Small talk in the classroom is Yu’s secret weapon, allowing him to forge a closer relationship with his students. He would talk about how he had gone from a child beggar with no hukou, China’s permanent residency permit, to a respected academic. During the Cultural Revolution (1966-76), Yu’s father was persecuted and consequently Yu, living in a village in Hunan Province, had no legal identity between the ages of six and 14. This, he claims, has influenced his character and his way of doing things. Often overcome by deep feelings of sympathy for the sufferings of ordinary people, Yu regularly goes out of his way to help them.

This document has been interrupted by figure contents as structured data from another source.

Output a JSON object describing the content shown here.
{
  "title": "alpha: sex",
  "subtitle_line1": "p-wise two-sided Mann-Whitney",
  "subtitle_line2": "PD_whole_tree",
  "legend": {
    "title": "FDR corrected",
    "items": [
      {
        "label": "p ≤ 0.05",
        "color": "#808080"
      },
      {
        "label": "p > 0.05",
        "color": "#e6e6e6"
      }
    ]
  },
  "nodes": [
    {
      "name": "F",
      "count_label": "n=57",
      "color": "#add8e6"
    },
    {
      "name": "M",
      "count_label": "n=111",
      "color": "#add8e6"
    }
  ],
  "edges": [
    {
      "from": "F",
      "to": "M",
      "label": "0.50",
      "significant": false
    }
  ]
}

Yu generally earns around 10,000 yuan (US$1,612) per day for a lecture at a university in Beijing, while for outside speaking engagements he commands a fee of 30,000 yuan (US$4,800). Last year alone, Yu delivered more than 200 lectures across the country, allowing him to support his work entirely by lecturing.

“I have a courtyard in eastern Beijing called The East Study. Everyone is welcome to pay me a visit,” Yu told the class that NewsChina attended. This offer, made after every lecture, is apparently no mere courtesy – visitors, most of them strangers, stream in and out of his home whenever he is present.

In 2006, Yu leased a piece of land in Beijing’s Songzhuang area and built The East Study at a cost of 120,000 yuan (US$19,344). It has since become something of a magnet for petitioners, most of whom are victims of forced demolition. Yu tries to register and file all their documents, telling NewsChina that “I accumulate files in order to have first-hand information for the purposes of study.” Sometimes he even has to rent nearby apartments for petitioners with nowhere to live. He added a “cafeteria” to his home in September 2014 in order to offer his guests free meals, though it was later closed down by the authorities because of “safety concerns.”

Yu’s success has made him the target of criticism, with some accusing him of hypocrisy – a critic of the government who earns a living by giving lectures to government officials. Yu responds to these critics simply. “Have you ever attended my lectures? It would not be too late for you to criticize after you attend one.”

“A major reason that a growing number of government agencies are inviting me to give lectures is that I do not deliberately cater to their needs,” Yu told our reporter. “But [if I did], I wouldn’t be likely to win their respect and trust.”

Nowadays, Yu’s lectures focus on four major themes: the petition system, land reform, social development and social stability. His talks on maintaining social stability have become increasingly popular.

Yu defines himself as a social scientist who studies politics, but he would not like to be a politician - he even claims to have turned down an invitation to join one of China’s official democratic parties, and to have refused government posts.

Yu likes to describe himself as an observer “beneath the stage.” His role, he argues, is to help the “audience” to better understand the “opera,” including pointing out when the singers are off-key.

“I am a researcher,” he said. “My guiding principles are: never treat myself as a celebrity, never harbor political ambitions and never have any secrets.”